"First and foremost, no children were hurt, and that's the No. 1 priority here," said Lt. Mark Peterson of the Minnesota State Patrol.
Peterson was summing up the feeling of grateful relief shared by administrators at The International School of Minnesota in Eden Prairie. It's a private, college preparatory school with 550 students.
Eleven of them were on the bus Tuesday morning, taking one of four bus routes to school.
State Trooper Mark Peterson says the roads were somewhat slick as the bus approached 494. On the entry ramp, it tipped over.
"The bus did the job it was designed to do. They're constructed to absorb crashes if they unfortunately do happen, and that's what happened in this case," said Peterson. "Were they wearing seatbelts? No, they weren't. The bus rolled onto its side. And again, because of its construction, the children escaped injury, using the emergency hatches to exit the vehicle."
The driver, Glenn Miller, 73, was not injured either.
Hennepin County Medical Center sent an ambulance, and medical staff checked out the children.
"It's my understanding that the vast majority of them fit inside the ambulance, so they were able to stay warm, until another bus could come," said Peterson. "Obviously we don't want them running around on the freeway, so we put them inside the ambulance to keep them in one spot, keep them warm, keep them safe."

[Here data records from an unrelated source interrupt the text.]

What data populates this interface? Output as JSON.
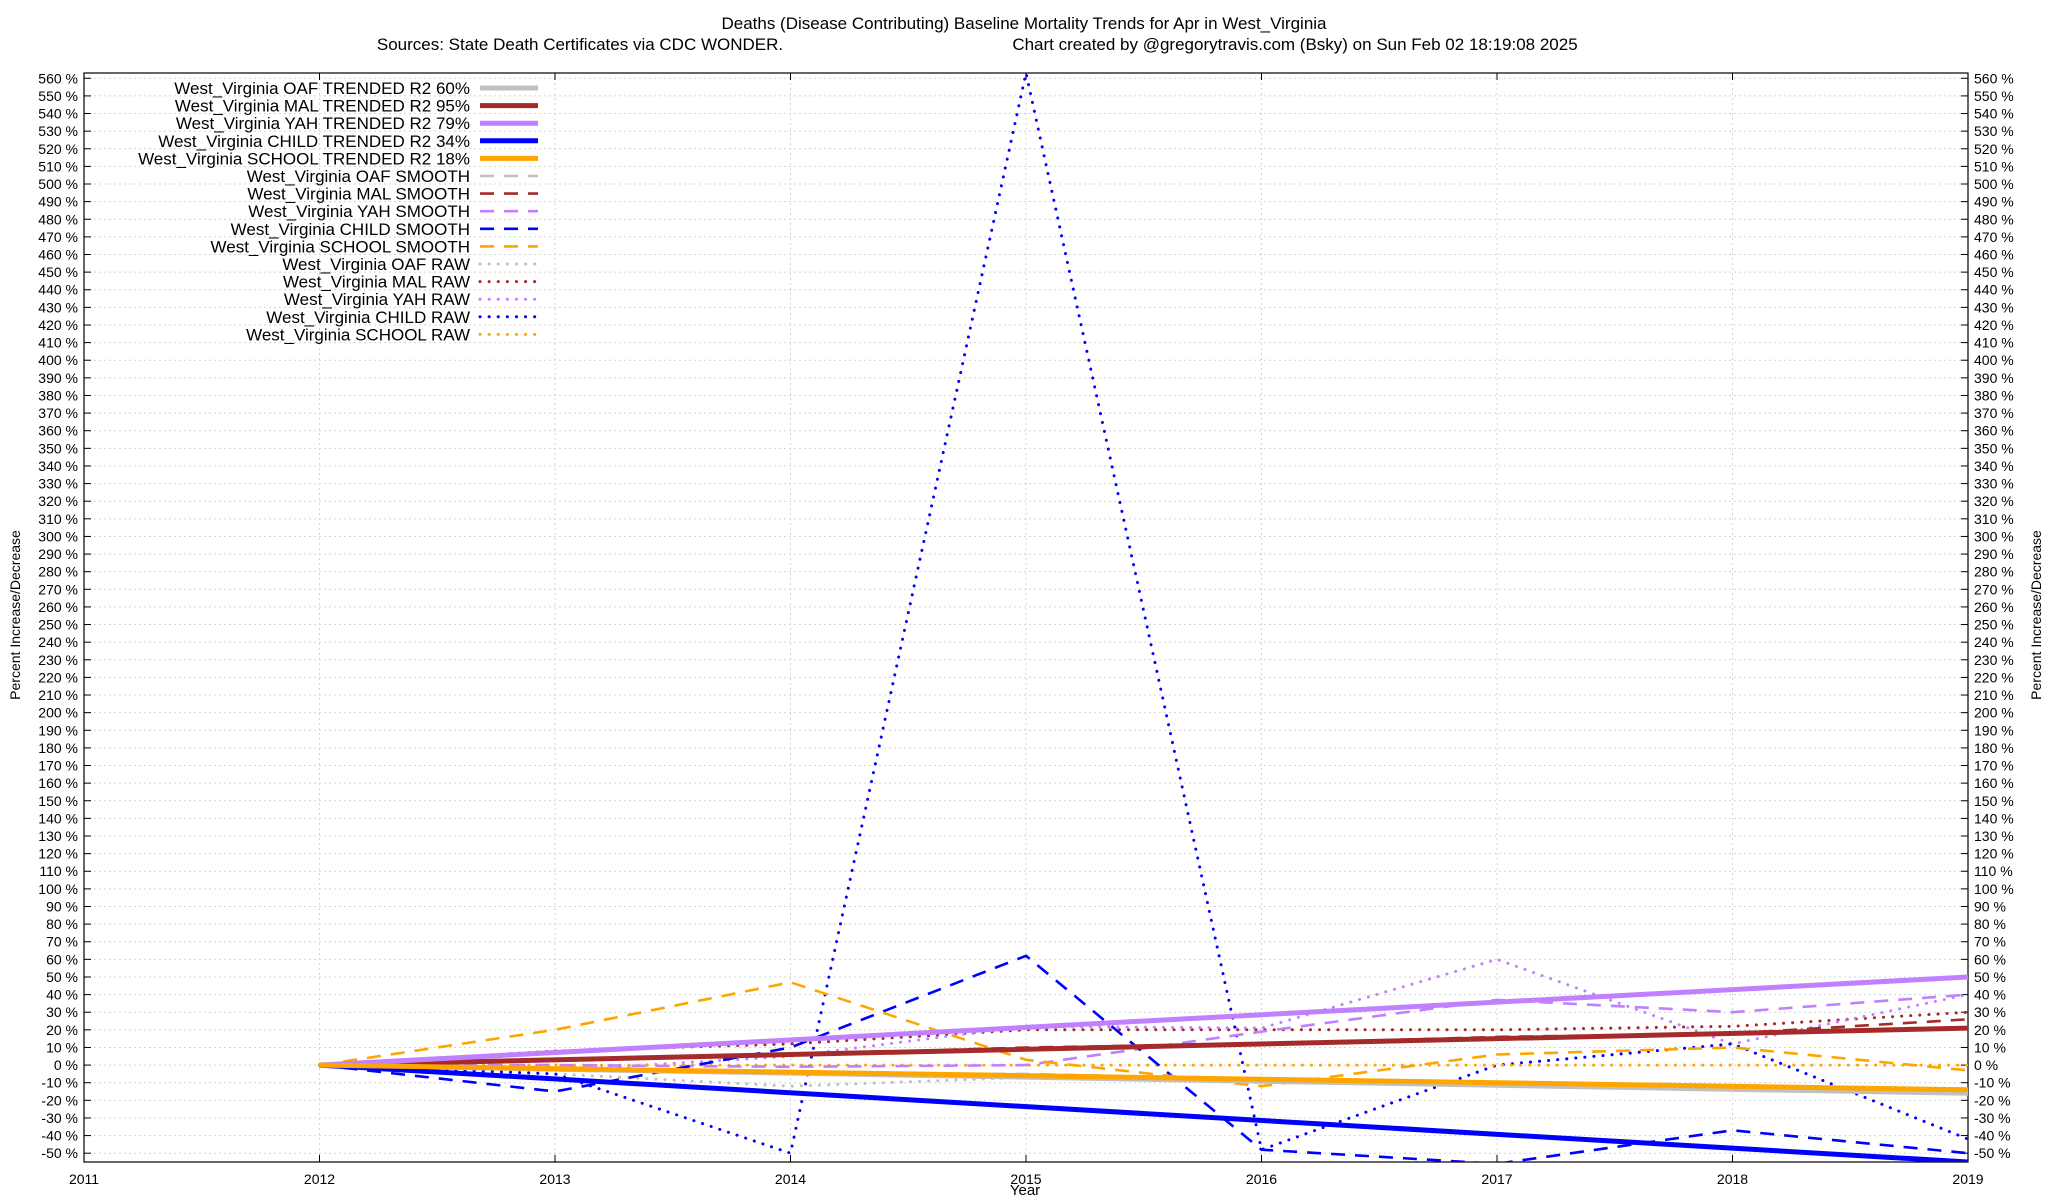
{
  "chart_data": {
    "type": "line",
    "title": "Deaths (Disease Contributing)  Baseline Mortality Trends for Apr in West_Virginia",
    "subtitle_left": "Sources: State Death Certificates via CDC WONDER.",
    "subtitle_right": "Chart created by @gregorytravis.com (Bsky) on Sun Feb 02 18:19:08 2025",
    "xlabel": "Year",
    "ylabel": "Percent Increase/Decrease",
    "xlim": [
      2011,
      2019
    ],
    "ylim": [
      -55,
      563
    ],
    "x_ticks": [
      "2011",
      "2012",
      "2013",
      "2014",
      "2015",
      "2016",
      "2017",
      "2018",
      "2019"
    ],
    "y_ticks": [
      "-50 %",
      "-40 %",
      "-30 %",
      "-20 %",
      "-10 %",
      "0 %",
      "10 %",
      "20 %",
      "30 %",
      "40 %",
      "50 %",
      "60 %",
      "70 %",
      "80 %",
      "90 %",
      "100 %",
      "110 %",
      "120 %",
      "130 %",
      "140 %",
      "150 %",
      "160 %",
      "170 %",
      "180 %",
      "190 %",
      "200 %",
      "210 %",
      "220 %",
      "230 %",
      "240 %",
      "250 %",
      "260 %",
      "270 %",
      "280 %",
      "290 %",
      "300 %",
      "310 %",
      "320 %",
      "330 %",
      "340 %",
      "350 %",
      "360 %",
      "370 %",
      "380 %",
      "390 %",
      "400 %",
      "410 %",
      "420 %",
      "430 %",
      "440 %",
      "450 %",
      "460 %",
      "470 %",
      "480 %",
      "490 %",
      "500 %",
      "510 %",
      "520 %",
      "530 %",
      "540 %",
      "550 %",
      "560 %"
    ],
    "grid": true,
    "legend_position": "top-left",
    "colors": {
      "OAF": "#c0c0c0",
      "MAL": "#a52a2a",
      "YAH": "#c080ff",
      "CHILD": "#0000ff",
      "SCHOOL": "#ffa500"
    },
    "series": [
      {
        "name": "West_Virginia OAF TRENDED R2  60%",
        "group": "OAF",
        "style": "trended",
        "x": [
          2012,
          2019
        ],
        "y": [
          0,
          -16
        ]
      },
      {
        "name": "West_Virginia MAL TRENDED R2  95%",
        "group": "MAL",
        "style": "trended",
        "x": [
          2012,
          2019
        ],
        "y": [
          0,
          21
        ]
      },
      {
        "name": "West_Virginia YAH TRENDED R2  79%",
        "group": "YAH",
        "style": "trended",
        "x": [
          2012,
          2019
        ],
        "y": [
          0,
          50
        ]
      },
      {
        "name": "West_Virginia CHILD TRENDED R2  34%",
        "group": "CHILD",
        "style": "trended",
        "x": [
          2012,
          2019
        ],
        "y": [
          0,
          -55
        ]
      },
      {
        "name": "West_Virginia SCHOOL TRENDED R2  18%",
        "group": "SCHOOL",
        "style": "trended",
        "x": [
          2012,
          2019
        ],
        "y": [
          0,
          -14
        ]
      },
      {
        "name": "West_Virginia OAF SMOOTH",
        "group": "OAF",
        "style": "smooth",
        "x": [
          2012,
          2013,
          2014,
          2015,
          2016,
          2017,
          2018,
          2019
        ],
        "y": [
          0,
          -3,
          -5,
          -5,
          -8,
          -10,
          -13,
          -16
        ]
      },
      {
        "name": "West_Virginia MAL SMOOTH",
        "group": "MAL",
        "style": "smooth",
        "x": [
          2012,
          2013,
          2014,
          2015,
          2016,
          2017,
          2018,
          2019
        ],
        "y": [
          0,
          3,
          6,
          10,
          12,
          16,
          18,
          26
        ]
      },
      {
        "name": "West_Virginia YAH SMOOTH",
        "group": "YAH",
        "style": "smooth",
        "x": [
          2012,
          2013,
          2014,
          2015,
          2016,
          2017,
          2018,
          2019
        ],
        "y": [
          0,
          0,
          -1,
          0,
          19,
          37,
          30,
          40
        ]
      },
      {
        "name": "West_Virginia CHILD SMOOTH",
        "group": "CHILD",
        "style": "smooth",
        "x": [
          2012,
          2013,
          2014,
          2015,
          2016,
          2017,
          2018,
          2019
        ],
        "y": [
          0,
          -15,
          10,
          62,
          -48,
          -56,
          -37,
          -50
        ]
      },
      {
        "name": "West_Virginia SCHOOL SMOOTH",
        "group": "SCHOOL",
        "style": "smooth",
        "x": [
          2012,
          2013,
          2014,
          2015,
          2016,
          2017,
          2018,
          2019
        ],
        "y": [
          0,
          20,
          47,
          3,
          -12,
          6,
          10,
          -3
        ]
      },
      {
        "name": "West_Virginia OAF RAW",
        "group": "OAF",
        "style": "raw",
        "x": [
          2012,
          2013,
          2014,
          2015,
          2016,
          2017,
          2018,
          2019
        ],
        "y": [
          0,
          -5,
          -12,
          -7,
          -10,
          -11,
          -14,
          -16
        ]
      },
      {
        "name": "West_Virginia MAL RAW",
        "group": "MAL",
        "style": "raw",
        "x": [
          2012,
          2013,
          2014,
          2015,
          2016,
          2017,
          2018,
          2019
        ],
        "y": [
          0,
          8,
          12,
          20,
          20,
          20,
          22,
          30
        ]
      },
      {
        "name": "West_Virginia YAH RAW",
        "group": "YAH",
        "style": "raw",
        "x": [
          2012,
          2013,
          2014,
          2015,
          2016,
          2017,
          2018,
          2019
        ],
        "y": [
          0,
          -3,
          5,
          22,
          21,
          60,
          12,
          40
        ]
      },
      {
        "name": "West_Virginia CHILD RAW",
        "group": "CHILD",
        "style": "raw",
        "x": [
          2012,
          2013,
          2014,
          2015,
          2016,
          2017,
          2018,
          2019
        ],
        "y": [
          0,
          -5,
          -50,
          563,
          -48,
          0,
          12,
          -42
        ]
      },
      {
        "name": "West_Virginia SCHOOL RAW",
        "group": "SCHOOL",
        "style": "raw",
        "x": [
          2012,
          2013,
          2014,
          2015,
          2016,
          2017,
          2018,
          2019
        ],
        "y": [
          0,
          0,
          0,
          0,
          0,
          0,
          0,
          0
        ]
      }
    ]
  }
}
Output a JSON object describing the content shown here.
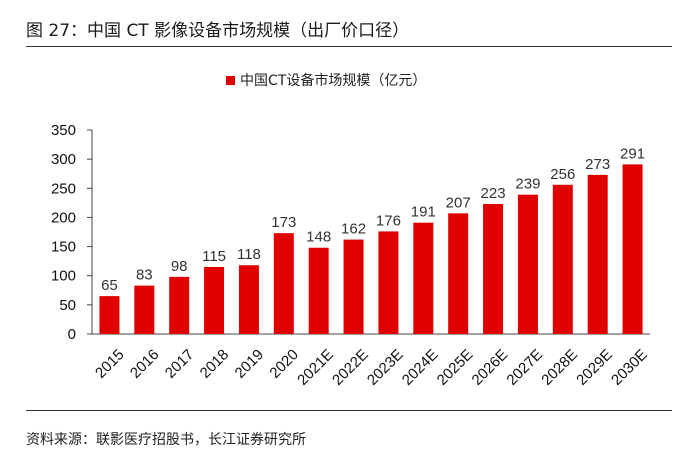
{
  "figure": {
    "title": "图 27：中国 CT 影像设备市场规模（出厂价口径）",
    "source": "资料来源：联影医疗招股书，长江证券研究所"
  },
  "chart_data": {
    "type": "bar",
    "categories": [
      "2015",
      "2016",
      "2017",
      "2018",
      "2019",
      "2020",
      "2021E",
      "2022E",
      "2023E",
      "2024E",
      "2025E",
      "2026E",
      "2027E",
      "2028E",
      "2029E",
      "2030E"
    ],
    "series": [
      {
        "name": "中国CT设备市场规模（亿元）",
        "values": [
          65,
          83,
          98,
          115,
          118,
          173,
          148,
          162,
          176,
          191,
          207,
          223,
          239,
          256,
          273,
          291
        ]
      }
    ],
    "ylim": [
      0,
      350
    ],
    "yticks": [
      0,
      50,
      100,
      150,
      200,
      250,
      300,
      350
    ],
    "legend_position": "top-center",
    "grid": false,
    "bar_color": "#e00000",
    "data_labels": true
  }
}
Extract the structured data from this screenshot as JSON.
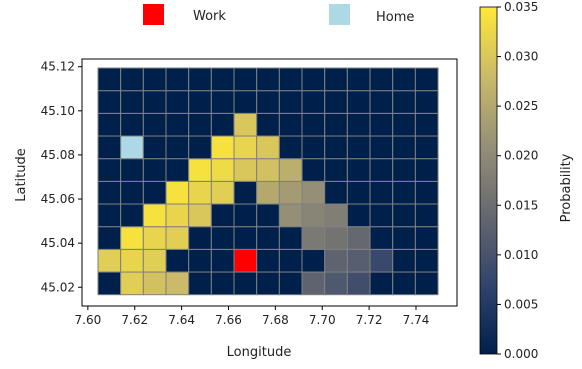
{
  "chart_data": {
    "type": "heatmap",
    "title": "",
    "xlabel": "Longitude",
    "ylabel": "Latitude",
    "colormap": "cividis",
    "colorbar": {
      "label": "Probability",
      "range": [
        0,
        0.035
      ],
      "ticks": [
        0.0,
        0.005,
        0.01,
        0.015,
        0.02,
        0.025,
        0.03,
        0.035
      ],
      "tick_labels": [
        "0.000",
        "0.005",
        "0.010",
        "0.015",
        "0.020",
        "0.025",
        "0.030",
        "0.035"
      ]
    },
    "xlim": [
      7.5975,
      7.7575
    ],
    "ylim": [
      45.0115,
      45.1235
    ],
    "xticks": [
      7.6,
      7.62,
      7.64,
      7.66,
      7.68,
      7.7,
      7.72,
      7.74
    ],
    "xtick_labels": [
      "7.60",
      "7.62",
      "7.64",
      "7.66",
      "7.68",
      "7.70",
      "7.72",
      "7.74"
    ],
    "yticks": [
      45.02,
      45.04,
      45.06,
      45.08,
      45.1,
      45.12
    ],
    "ytick_labels": [
      "45.02",
      "45.04",
      "45.06",
      "45.08",
      "45.10",
      "45.12"
    ],
    "grid": {
      "x_start": 7.6,
      "x_step": 0.01,
      "cols": 15,
      "y_start": 45.0135,
      "y_step": 0.01,
      "rows": 10
    },
    "cells": [
      {
        "col": 1,
        "row": 0,
        "value": 0.031
      },
      {
        "col": 2,
        "row": 0,
        "value": 0.029
      },
      {
        "col": 3,
        "row": 0,
        "value": 0.028
      },
      {
        "col": 9,
        "row": 0,
        "value": 0.013
      },
      {
        "col": 10,
        "row": 0,
        "value": 0.011
      },
      {
        "col": 11,
        "row": 0,
        "value": 0.009
      },
      {
        "col": 0,
        "row": 1,
        "value": 0.031
      },
      {
        "col": 1,
        "row": 1,
        "value": 0.032
      },
      {
        "col": 2,
        "row": 1,
        "value": 0.031
      },
      {
        "col": 10,
        "row": 1,
        "value": 0.013
      },
      {
        "col": 11,
        "row": 1,
        "value": 0.012
      },
      {
        "col": 12,
        "row": 1,
        "value": 0.008
      },
      {
        "col": 1,
        "row": 2,
        "value": 0.034
      },
      {
        "col": 2,
        "row": 2,
        "value": 0.032
      },
      {
        "col": 3,
        "row": 2,
        "value": 0.031
      },
      {
        "col": 9,
        "row": 2,
        "value": 0.017
      },
      {
        "col": 10,
        "row": 2,
        "value": 0.016
      },
      {
        "col": 11,
        "row": 2,
        "value": 0.014
      },
      {
        "col": 2,
        "row": 3,
        "value": 0.034
      },
      {
        "col": 3,
        "row": 3,
        "value": 0.032
      },
      {
        "col": 4,
        "row": 3,
        "value": 0.03
      },
      {
        "col": 8,
        "row": 3,
        "value": 0.021
      },
      {
        "col": 9,
        "row": 3,
        "value": 0.019
      },
      {
        "col": 10,
        "row": 3,
        "value": 0.018
      },
      {
        "col": 3,
        "row": 4,
        "value": 0.034
      },
      {
        "col": 4,
        "row": 4,
        "value": 0.032
      },
      {
        "col": 5,
        "row": 4,
        "value": 0.031
      },
      {
        "col": 7,
        "row": 4,
        "value": 0.025
      },
      {
        "col": 8,
        "row": 4,
        "value": 0.023
      },
      {
        "col": 9,
        "row": 4,
        "value": 0.021
      },
      {
        "col": 4,
        "row": 5,
        "value": 0.034
      },
      {
        "col": 5,
        "row": 5,
        "value": 0.033
      },
      {
        "col": 6,
        "row": 5,
        "value": 0.03
      },
      {
        "col": 7,
        "row": 5,
        "value": 0.029
      },
      {
        "col": 8,
        "row": 5,
        "value": 0.026
      },
      {
        "col": 5,
        "row": 6,
        "value": 0.034
      },
      {
        "col": 6,
        "row": 6,
        "value": 0.032
      },
      {
        "col": 7,
        "row": 6,
        "value": 0.03
      },
      {
        "col": 6,
        "row": 7,
        "value": 0.03
      }
    ],
    "markers": [
      {
        "name": "Work",
        "col": 6,
        "row": 1,
        "color": "#ff0000"
      },
      {
        "name": "Home",
        "col": 1,
        "row": 6,
        "color": "#add8e6"
      }
    ]
  },
  "legend": {
    "placement": "top",
    "items": [
      {
        "label": "Work",
        "color": "#ff0000"
      },
      {
        "label": "Home",
        "color": "#add8e6"
      }
    ]
  }
}
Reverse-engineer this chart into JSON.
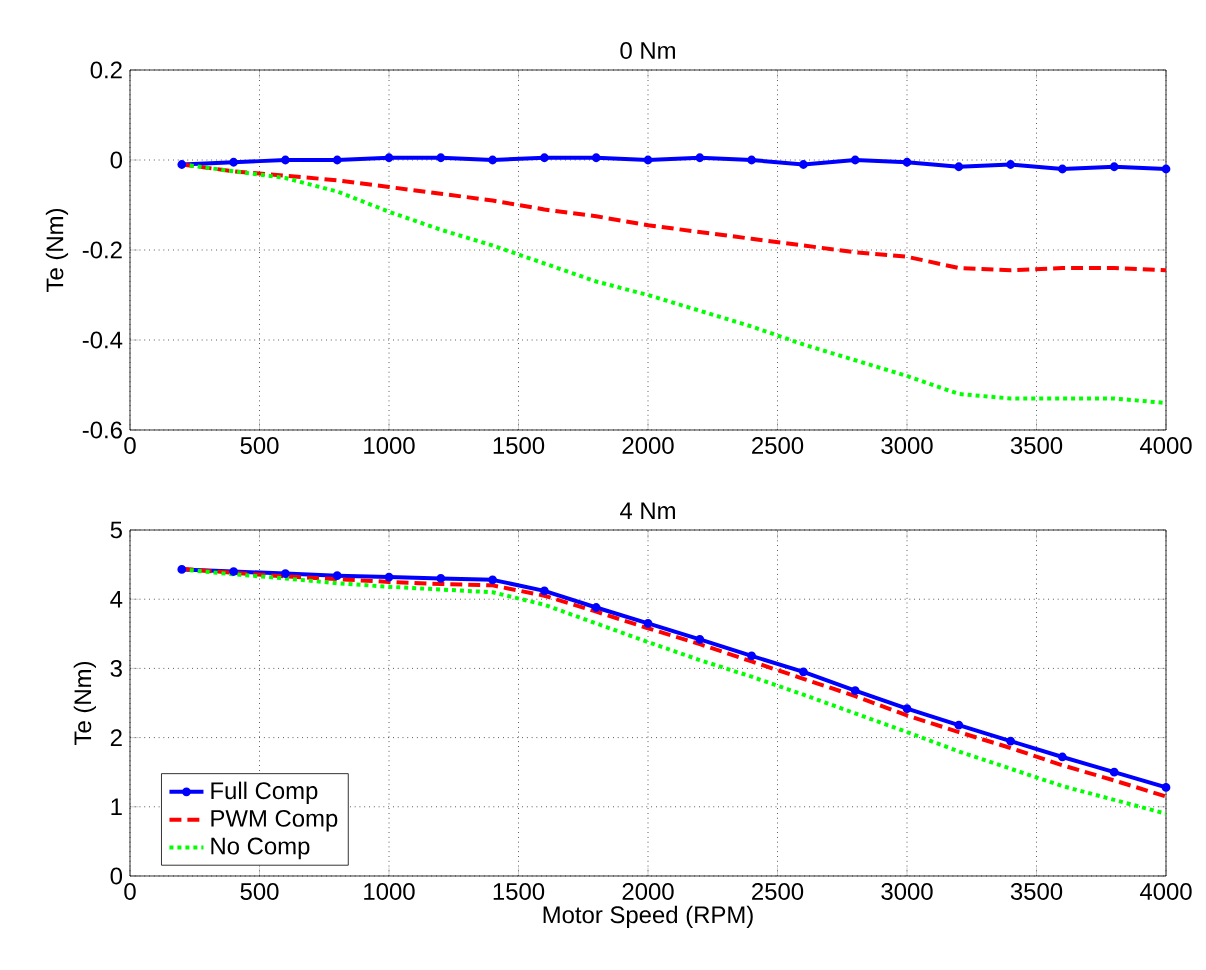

One of the older students called 911, and others used their cell phones to call their parents. School Director Sue Berg says they were all in class by about 9:30. "None of them went home. All of them are back in class, and really seem to be very -- you know how kids are -- very confident, and I think the atmosphere of school is calm," said Berg. "Most of the parents actually came here to school to see their children, and obviously they were involved in the decision of the kids' staying and going right to class. "
Safety experts say school buses are the safest way for kids to get to school. Mike Martin, executive director of the National Association for Pupil Transportation, says drivers are well-trained and regularly tested for drugs and alcohol.
Buses keep the students high above the point where cars and small trucks would hit them. And the seats are designed to protect the riders, in a system called compartmentalization.
"They're high-backed, closely spaced, securely anchored, well padded, energy-absorbing seats, that are actually designed to absorb the impacts in a crash," said Martin.
Even if the bus rolls onto its side, as it did Tuesday, Martin says the seats can keep the children in place and protected long enough for the bus to slow way down, and give them a fairly gentle landing.
"The federal government and crash test experts have said repeatedly that a school bus is the safest form of ground transportation in America. There is no safer way for a student to travel to and from school," said Martin. "In fact, kids who ride a school bus are at least eight times safer than children who ride to school with their parents in their own passenger cars."
The State Patrol is investigating the accident, and will interview the driver, talk to witnesses, inspect the bus and its maintenance records. It could be as long as a month before the report is ready.